Один из разговоров с отцом мне запомнился особенно ярко.
Воспоминание начинается с корзины роз.
– Зачем ты их срезаешь?
Доктор Стэнли Куинн опустил на меня взгляд. В одной руке он держал розу, в другой – серебристые садовые ножницы.
– Чтобы мы могли отнести их маме. Она любит розы.
– Красные – ее любимые.
– Верно, – отец срезал еще один цветок. – Самые любимые.
– Но если их срезать, они погибнут.
Должно быть, я сказал это очень серьезным тоном, поскольку отец остановился и опустился передо мной на колени.
– А как еще мама сможет их увидеть?
Я задумался.
– Можно принести ей фотографию.
– Разве эффект будет тот же?
Я снова задумался.
– Нет.
– Именно, – сказал он. – Розы яркие и красивые, но быстро увядают. И это нормально. В этом их суть.
Мы занесли розы в дом.
* * *
Другое воспоминание – о следующей зиме, о том, как меня привели в спальню родителей, чтобы я попрощался с мамой и взглянул на нее в последний раз.

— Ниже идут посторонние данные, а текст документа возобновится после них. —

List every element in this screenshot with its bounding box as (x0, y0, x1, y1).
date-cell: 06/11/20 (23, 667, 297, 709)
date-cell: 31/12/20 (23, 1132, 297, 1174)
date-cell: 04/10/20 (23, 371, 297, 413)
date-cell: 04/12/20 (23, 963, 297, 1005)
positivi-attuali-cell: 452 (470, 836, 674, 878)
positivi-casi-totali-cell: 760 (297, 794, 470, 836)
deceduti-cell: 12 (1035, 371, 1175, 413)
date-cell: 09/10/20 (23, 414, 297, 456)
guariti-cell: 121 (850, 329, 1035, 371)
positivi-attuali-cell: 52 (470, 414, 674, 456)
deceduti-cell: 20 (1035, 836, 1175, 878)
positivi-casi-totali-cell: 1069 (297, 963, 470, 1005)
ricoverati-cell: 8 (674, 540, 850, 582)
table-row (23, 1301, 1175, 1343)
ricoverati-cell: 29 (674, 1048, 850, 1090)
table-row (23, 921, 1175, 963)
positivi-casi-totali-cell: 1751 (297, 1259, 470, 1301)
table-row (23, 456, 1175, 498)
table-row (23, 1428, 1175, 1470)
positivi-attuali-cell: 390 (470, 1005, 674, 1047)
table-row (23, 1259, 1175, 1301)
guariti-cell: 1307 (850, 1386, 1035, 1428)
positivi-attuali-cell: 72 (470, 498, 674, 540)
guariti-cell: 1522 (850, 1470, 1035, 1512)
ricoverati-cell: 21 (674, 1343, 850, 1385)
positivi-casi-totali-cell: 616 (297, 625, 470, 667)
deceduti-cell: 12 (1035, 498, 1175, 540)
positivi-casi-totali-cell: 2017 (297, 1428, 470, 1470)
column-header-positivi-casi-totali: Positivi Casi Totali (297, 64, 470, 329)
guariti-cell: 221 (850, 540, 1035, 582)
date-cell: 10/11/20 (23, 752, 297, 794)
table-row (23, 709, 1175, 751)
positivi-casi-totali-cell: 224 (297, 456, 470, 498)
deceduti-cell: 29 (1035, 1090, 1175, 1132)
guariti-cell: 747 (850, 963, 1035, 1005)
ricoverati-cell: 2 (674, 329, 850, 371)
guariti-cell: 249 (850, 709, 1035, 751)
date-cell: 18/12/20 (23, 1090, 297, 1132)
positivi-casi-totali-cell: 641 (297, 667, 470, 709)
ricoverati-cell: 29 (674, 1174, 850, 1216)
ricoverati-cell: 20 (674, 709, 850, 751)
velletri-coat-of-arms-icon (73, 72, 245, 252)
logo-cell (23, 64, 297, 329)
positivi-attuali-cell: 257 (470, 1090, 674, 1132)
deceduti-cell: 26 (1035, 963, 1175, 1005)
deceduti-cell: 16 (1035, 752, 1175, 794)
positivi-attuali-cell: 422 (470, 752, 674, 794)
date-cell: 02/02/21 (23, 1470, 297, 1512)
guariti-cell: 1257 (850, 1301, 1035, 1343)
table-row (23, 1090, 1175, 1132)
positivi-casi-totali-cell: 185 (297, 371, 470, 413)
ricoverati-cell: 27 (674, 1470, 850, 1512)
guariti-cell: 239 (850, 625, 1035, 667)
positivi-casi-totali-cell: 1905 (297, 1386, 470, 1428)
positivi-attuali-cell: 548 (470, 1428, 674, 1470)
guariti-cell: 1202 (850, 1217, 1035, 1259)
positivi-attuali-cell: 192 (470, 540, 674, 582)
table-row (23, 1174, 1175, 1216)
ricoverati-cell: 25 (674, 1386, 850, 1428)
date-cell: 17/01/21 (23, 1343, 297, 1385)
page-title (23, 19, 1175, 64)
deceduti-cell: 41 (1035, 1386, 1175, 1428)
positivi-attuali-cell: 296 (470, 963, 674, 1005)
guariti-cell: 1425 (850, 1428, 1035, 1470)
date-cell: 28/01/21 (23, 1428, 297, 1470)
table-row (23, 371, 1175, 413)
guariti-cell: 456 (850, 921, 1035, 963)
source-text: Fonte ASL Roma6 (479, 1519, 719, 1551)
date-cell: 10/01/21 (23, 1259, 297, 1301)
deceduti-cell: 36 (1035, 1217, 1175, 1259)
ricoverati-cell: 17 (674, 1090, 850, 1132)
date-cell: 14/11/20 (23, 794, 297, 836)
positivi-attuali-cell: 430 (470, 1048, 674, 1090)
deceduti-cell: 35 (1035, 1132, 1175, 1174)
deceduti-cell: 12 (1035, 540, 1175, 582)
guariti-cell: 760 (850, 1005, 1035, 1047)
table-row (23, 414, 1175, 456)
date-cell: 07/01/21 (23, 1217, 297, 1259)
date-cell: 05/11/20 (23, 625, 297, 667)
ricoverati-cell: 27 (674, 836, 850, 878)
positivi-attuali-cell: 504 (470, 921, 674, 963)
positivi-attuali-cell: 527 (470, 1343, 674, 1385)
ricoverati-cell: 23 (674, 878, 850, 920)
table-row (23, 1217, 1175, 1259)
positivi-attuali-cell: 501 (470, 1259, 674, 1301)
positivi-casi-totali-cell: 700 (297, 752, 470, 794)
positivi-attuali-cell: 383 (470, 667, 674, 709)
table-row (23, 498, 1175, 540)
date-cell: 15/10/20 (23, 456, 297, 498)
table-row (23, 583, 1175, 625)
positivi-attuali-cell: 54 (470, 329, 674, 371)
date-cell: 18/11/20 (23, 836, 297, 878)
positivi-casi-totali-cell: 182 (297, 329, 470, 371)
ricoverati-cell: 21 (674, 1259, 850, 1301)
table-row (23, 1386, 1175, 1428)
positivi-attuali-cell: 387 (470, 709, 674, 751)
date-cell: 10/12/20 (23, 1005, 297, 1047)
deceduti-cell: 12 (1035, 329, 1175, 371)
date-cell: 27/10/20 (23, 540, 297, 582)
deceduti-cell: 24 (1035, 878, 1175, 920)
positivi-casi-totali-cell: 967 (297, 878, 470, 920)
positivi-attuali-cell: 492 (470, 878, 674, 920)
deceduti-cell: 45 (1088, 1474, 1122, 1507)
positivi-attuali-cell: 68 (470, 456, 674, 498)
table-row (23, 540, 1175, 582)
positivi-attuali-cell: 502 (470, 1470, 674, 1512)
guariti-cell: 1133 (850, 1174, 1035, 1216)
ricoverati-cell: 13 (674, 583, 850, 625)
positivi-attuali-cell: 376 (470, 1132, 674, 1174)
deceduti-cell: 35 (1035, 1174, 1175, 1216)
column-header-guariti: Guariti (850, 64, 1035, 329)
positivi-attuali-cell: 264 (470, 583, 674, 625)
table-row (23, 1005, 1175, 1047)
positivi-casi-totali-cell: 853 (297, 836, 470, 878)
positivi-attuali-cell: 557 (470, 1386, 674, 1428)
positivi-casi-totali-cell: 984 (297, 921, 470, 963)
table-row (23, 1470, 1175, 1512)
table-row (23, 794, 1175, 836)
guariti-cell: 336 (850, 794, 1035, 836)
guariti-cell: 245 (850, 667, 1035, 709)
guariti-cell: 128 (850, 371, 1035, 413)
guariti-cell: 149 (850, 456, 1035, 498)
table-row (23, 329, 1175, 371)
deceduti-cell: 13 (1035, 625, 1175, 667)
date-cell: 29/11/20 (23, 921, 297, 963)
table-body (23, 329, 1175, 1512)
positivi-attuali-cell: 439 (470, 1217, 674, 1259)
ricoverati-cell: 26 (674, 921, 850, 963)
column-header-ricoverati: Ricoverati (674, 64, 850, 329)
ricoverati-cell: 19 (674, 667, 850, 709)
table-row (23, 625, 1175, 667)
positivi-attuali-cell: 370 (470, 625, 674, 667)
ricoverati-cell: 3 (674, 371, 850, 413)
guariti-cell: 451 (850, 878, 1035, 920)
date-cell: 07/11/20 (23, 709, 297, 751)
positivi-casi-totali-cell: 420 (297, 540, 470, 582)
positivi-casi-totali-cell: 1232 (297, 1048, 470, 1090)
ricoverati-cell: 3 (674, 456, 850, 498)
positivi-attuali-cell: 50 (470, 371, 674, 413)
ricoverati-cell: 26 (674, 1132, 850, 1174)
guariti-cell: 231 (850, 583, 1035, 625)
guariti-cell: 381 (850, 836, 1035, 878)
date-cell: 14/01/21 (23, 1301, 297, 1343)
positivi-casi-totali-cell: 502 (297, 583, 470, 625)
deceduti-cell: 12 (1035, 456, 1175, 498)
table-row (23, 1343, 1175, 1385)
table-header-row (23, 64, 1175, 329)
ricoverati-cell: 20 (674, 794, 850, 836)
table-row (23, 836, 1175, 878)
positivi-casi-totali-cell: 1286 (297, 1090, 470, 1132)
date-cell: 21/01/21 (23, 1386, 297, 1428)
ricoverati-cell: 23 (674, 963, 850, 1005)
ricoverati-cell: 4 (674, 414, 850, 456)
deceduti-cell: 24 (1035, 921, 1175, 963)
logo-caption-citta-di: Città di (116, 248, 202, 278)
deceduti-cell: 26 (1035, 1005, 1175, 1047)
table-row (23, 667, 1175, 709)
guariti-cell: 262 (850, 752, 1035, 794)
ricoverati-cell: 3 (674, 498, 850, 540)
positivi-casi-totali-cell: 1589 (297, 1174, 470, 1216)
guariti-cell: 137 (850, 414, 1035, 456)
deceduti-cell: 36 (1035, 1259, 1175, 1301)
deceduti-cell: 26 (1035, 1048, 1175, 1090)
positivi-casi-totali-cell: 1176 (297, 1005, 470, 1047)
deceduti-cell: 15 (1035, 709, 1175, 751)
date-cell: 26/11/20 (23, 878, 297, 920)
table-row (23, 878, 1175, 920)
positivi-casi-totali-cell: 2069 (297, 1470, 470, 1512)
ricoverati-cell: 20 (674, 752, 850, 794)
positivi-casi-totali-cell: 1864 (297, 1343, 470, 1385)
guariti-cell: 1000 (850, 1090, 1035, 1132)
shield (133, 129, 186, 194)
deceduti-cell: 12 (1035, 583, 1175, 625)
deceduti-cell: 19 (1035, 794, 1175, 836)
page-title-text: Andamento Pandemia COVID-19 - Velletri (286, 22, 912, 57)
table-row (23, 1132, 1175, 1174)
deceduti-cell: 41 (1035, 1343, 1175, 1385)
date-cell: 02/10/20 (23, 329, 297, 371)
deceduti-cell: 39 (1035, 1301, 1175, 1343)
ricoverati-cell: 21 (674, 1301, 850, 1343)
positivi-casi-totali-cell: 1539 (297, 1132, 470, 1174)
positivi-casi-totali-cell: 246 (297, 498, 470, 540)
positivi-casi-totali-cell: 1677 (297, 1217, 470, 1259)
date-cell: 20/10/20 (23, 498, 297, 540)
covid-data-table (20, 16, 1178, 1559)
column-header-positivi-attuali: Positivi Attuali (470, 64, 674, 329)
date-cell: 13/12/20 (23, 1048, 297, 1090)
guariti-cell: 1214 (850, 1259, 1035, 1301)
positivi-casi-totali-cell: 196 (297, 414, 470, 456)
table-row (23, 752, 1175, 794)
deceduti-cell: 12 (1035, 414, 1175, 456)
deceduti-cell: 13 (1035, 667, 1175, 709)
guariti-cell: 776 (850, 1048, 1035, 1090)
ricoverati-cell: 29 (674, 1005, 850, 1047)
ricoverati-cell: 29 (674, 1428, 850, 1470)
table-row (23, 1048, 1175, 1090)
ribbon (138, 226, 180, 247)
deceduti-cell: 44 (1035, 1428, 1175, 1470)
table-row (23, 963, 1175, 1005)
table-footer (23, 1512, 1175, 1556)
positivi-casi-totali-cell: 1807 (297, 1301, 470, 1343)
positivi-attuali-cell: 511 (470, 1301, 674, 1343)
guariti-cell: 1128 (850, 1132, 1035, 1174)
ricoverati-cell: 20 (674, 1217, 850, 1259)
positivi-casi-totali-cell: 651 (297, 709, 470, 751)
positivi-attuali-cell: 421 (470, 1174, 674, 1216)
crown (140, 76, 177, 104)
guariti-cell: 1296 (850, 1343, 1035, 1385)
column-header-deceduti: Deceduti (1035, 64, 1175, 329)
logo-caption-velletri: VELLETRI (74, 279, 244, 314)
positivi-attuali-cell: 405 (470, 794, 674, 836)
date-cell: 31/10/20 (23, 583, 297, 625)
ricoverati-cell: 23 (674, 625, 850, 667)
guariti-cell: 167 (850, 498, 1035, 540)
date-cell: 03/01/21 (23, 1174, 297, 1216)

Помню занесенное снегом окно, вой бушующей снаружи метели. Помню, что в комнате было тихо и спокойно. Пылинки звездами застыли в воздухе. Мамина голова на подушке казалась почти невесомой, словно мамы там и не было.
Я без страха подошел к постели.
Но не чувствовал резкой боли разлуки. Как и отец, мама исчезала из жизни по частям – правда, немного в другом смысле.
Не было ощущения, что ее жизнь оборвалась; скорее, я считал, что она подошла к закономерному завершению материнского процесса. Сколько себя помню, ее голос становился все тише, а движения все медленнее. В последние недели она читала мне книги едва слышным шепотом, а в самом конце – уже беззвучно: ее губы произносили слова, но я не мог их расслышать. Движений она совершала все меньше, потом они стали едва различимыми, а потом прекратились. Она переходила из одного состояния в другое – так было всегда, и, в сущности, только это в итоге и произошло.